« Femmes : les oubliées de la santé »
En France et partout dans le monde, en matière de santé, naître femme est un désavantage. Peu écoutées, parfois insuffisamment informées, souvent moins bien diagnostiquées que les hommes, moins rapidement soignées, beaucoup de femmes échappent aux radars médicaux. Un documentaire de Véronique Préault, diffusé dans « Le Monde en face » et suivi d’un débat animé par Marina Carrère d’Encausse, dimanche à 20.50 sur France 5.

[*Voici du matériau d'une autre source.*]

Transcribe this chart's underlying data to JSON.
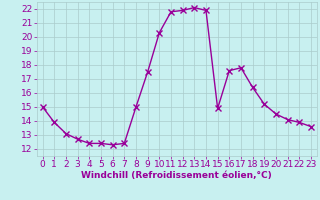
{
  "x": [
    0,
    1,
    2,
    3,
    4,
    5,
    6,
    7,
    8,
    9,
    10,
    11,
    12,
    13,
    14,
    15,
    16,
    17,
    18,
    19,
    20,
    21,
    22,
    23
  ],
  "y": [
    15,
    13.9,
    13.1,
    12.7,
    12.4,
    12.4,
    12.3,
    12.4,
    15.0,
    17.5,
    20.3,
    21.8,
    21.9,
    22.1,
    21.9,
    14.9,
    17.6,
    17.8,
    16.4,
    15.2,
    14.5,
    14.1,
    13.9,
    13.6
  ],
  "line_color": "#990099",
  "marker": "x",
  "marker_size": 4,
  "marker_lw": 1.0,
  "bg_color": "#c8f0f0",
  "grid_color": "#aacccc",
  "xlabel": "Windchill (Refroidissement éolien,°C)",
  "xlabel_color": "#990099",
  "tick_color": "#990099",
  "label_color": "#990099",
  "ylim": [
    11.5,
    22.5
  ],
  "xlim": [
    -0.5,
    23.5
  ],
  "yticks": [
    12,
    13,
    14,
    15,
    16,
    17,
    18,
    19,
    20,
    21,
    22
  ],
  "xticks": [
    0,
    1,
    2,
    3,
    4,
    5,
    6,
    7,
    8,
    9,
    10,
    11,
    12,
    13,
    14,
    15,
    16,
    17,
    18,
    19,
    20,
    21,
    22,
    23
  ],
  "tick_fontsize": 6.5,
  "xlabel_fontsize": 6.5
}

À force de répéter que les femmes vivent plus longtemps que les hommes – ce qui est vrai –, on en oublie de préciser que leur espérance de vie en bonne santé, elle, est égale à celle des hommes, ce qui signifie qu’elles passent ce supplément de vie en mauvaise santé. On oublie d’autres faits encore, non moins vrais : que les accidents cardiaques ont triplé depuis 15 ans chez les femmes de moins de 50 ans ; qu’un tiers d’entre elles meurent de maladies cardio-vasculaires (infarctus et accidents vasculaires-cérébraux) ; mais que, moins nombreuses que les hommes à être victimes d’un accident cardiaque, elles sont plus nombreuses à en mourir ; que le nombre de cancers du poumon, s’il stagne chez les hommes, explose chez les femmes, y compris non fumeuses, etc. Comment concilier ces données parfois paradoxales et expliquer que, pour le dire clairement, être une femme soit aujourd’hui un désavantage en matière de santé ? La passionnante mais assez alarmante enquête de Véronique Préault avance quelques réponses.

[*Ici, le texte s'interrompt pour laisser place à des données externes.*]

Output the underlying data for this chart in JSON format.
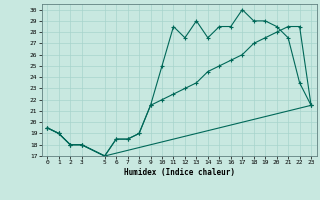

Les unes, sans doute les plus évidentes, pointent les inégalités sociales et la précarité économique – les femmes représentent 70 % des travailleurs pauvres et 85 % des adultes composant des familles monoparentales, dont un tiers vit sous le seuil de pauvreté –, mais aussi la charge mentale, le surmenage, l’injonction à l’efficience non seulement professionnelle mais aussi familiale, éducative et domestique. Il y a d’autre part des préjugés qui ont la vie dure. Même si les femmes ne sont plus renvoyées aussi crument que jadis à leur condition de supposées hystériques, on les juge plus sujettes aux émotions, au stress, à la somatisation, aux irrégularités d’humeur, etc. Des préjugés qu’elles ont trop souvent intériorisés au point de minimiser ou de taire leur douleur : on estime qu’en moyenne les femmes appellent les urgences 15 minutes plus tard que les hommes. Quand il s’agit d’elles. Car, nouveau paradoxe : si elles rechignent à appeler les urgences pour elles-mêmes, elles le font plus souvent pour leurs proches, conjoints et enfants.

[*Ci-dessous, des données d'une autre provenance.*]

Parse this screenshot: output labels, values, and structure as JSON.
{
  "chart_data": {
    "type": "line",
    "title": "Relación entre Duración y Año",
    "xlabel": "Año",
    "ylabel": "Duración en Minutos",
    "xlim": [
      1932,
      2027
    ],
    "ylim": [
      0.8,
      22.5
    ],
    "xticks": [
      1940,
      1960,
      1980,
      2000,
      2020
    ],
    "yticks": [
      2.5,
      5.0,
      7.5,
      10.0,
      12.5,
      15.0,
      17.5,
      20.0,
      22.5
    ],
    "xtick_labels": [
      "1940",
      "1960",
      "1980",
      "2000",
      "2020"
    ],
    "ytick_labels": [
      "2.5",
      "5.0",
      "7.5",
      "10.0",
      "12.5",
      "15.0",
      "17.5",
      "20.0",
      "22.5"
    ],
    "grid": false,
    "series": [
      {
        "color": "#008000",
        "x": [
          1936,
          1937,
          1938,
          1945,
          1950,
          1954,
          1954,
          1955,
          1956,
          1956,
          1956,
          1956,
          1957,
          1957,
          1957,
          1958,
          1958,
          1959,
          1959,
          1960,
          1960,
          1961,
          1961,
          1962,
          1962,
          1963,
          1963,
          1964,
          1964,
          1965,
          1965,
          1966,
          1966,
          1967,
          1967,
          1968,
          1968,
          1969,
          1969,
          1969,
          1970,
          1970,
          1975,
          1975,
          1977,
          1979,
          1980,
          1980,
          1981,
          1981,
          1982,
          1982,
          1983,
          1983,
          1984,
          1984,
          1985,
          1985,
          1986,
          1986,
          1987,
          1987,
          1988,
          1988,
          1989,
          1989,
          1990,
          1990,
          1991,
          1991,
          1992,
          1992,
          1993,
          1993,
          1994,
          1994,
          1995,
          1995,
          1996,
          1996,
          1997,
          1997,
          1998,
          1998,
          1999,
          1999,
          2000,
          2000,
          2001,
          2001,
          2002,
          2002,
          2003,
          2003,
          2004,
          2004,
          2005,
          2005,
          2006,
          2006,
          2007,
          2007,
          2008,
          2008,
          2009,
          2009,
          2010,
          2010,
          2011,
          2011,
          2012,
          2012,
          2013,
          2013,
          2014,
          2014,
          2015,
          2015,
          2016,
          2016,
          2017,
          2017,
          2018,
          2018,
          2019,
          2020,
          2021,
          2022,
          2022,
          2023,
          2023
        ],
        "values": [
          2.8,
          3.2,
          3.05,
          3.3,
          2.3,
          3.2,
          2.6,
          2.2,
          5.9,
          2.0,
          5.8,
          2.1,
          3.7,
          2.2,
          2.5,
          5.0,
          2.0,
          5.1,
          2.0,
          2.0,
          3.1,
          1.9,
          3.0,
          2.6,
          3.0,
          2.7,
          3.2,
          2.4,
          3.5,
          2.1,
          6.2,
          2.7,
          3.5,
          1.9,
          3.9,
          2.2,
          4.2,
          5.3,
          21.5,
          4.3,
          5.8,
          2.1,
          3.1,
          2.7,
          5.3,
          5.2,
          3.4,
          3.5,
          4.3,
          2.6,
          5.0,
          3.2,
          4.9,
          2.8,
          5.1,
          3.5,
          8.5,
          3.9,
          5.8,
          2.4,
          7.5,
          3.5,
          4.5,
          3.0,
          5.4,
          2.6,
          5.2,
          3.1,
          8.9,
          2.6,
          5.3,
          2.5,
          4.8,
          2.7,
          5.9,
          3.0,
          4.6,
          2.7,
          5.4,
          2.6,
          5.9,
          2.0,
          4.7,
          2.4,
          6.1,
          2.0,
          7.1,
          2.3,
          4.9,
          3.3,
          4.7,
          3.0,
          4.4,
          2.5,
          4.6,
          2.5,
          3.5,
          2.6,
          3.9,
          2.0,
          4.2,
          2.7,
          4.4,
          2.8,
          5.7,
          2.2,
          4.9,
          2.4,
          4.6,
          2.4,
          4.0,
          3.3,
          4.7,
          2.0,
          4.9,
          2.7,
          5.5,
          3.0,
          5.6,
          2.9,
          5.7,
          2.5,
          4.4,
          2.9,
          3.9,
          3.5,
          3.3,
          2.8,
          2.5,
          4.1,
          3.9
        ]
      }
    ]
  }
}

Enfin, il y a plus inquiétant encore : ces préjugés ont cours chez les médecins eux-mêmes, dont le diagnostic peut de ce fait être faussé. Au point de leur faire soupçonner un infarctus chez un homme… mais une crise d’angoisse chez une femme ! C’est d’autant plus grave que les symptômes des femmes peuvent être différents de ceux des hommes, prêter à confusion et être plus difficiles à décrypter. Peu écoutées, mal diagnostiquées, sous-dépistées, les femmes sont de surcroît souvent prises en charge trop tard, et de trop nombreux décès pourraient être évités. C’est sans doute l’un des aspects les plus troublants de ce documentaire : comment une médecine fortement sexuée et longtemps focalisée sur la grossesse, la contraception, les maladies sexuellement transmissibles, l’utérus – les fonctions reproductrices, en somme – et les seins, a appris aux femmes à se préoccuper de leur corps et de leur santé principalement et parfois exclusivement sous l’aspect de la féminité. Or, l’infarctus tue sept fois plus de femmes que le cancer du sein. Alors, faudrait-il leur rappeler qu’elles ont aussi un cœur, des poumons, des artères, etc. ? Gommer les différences ?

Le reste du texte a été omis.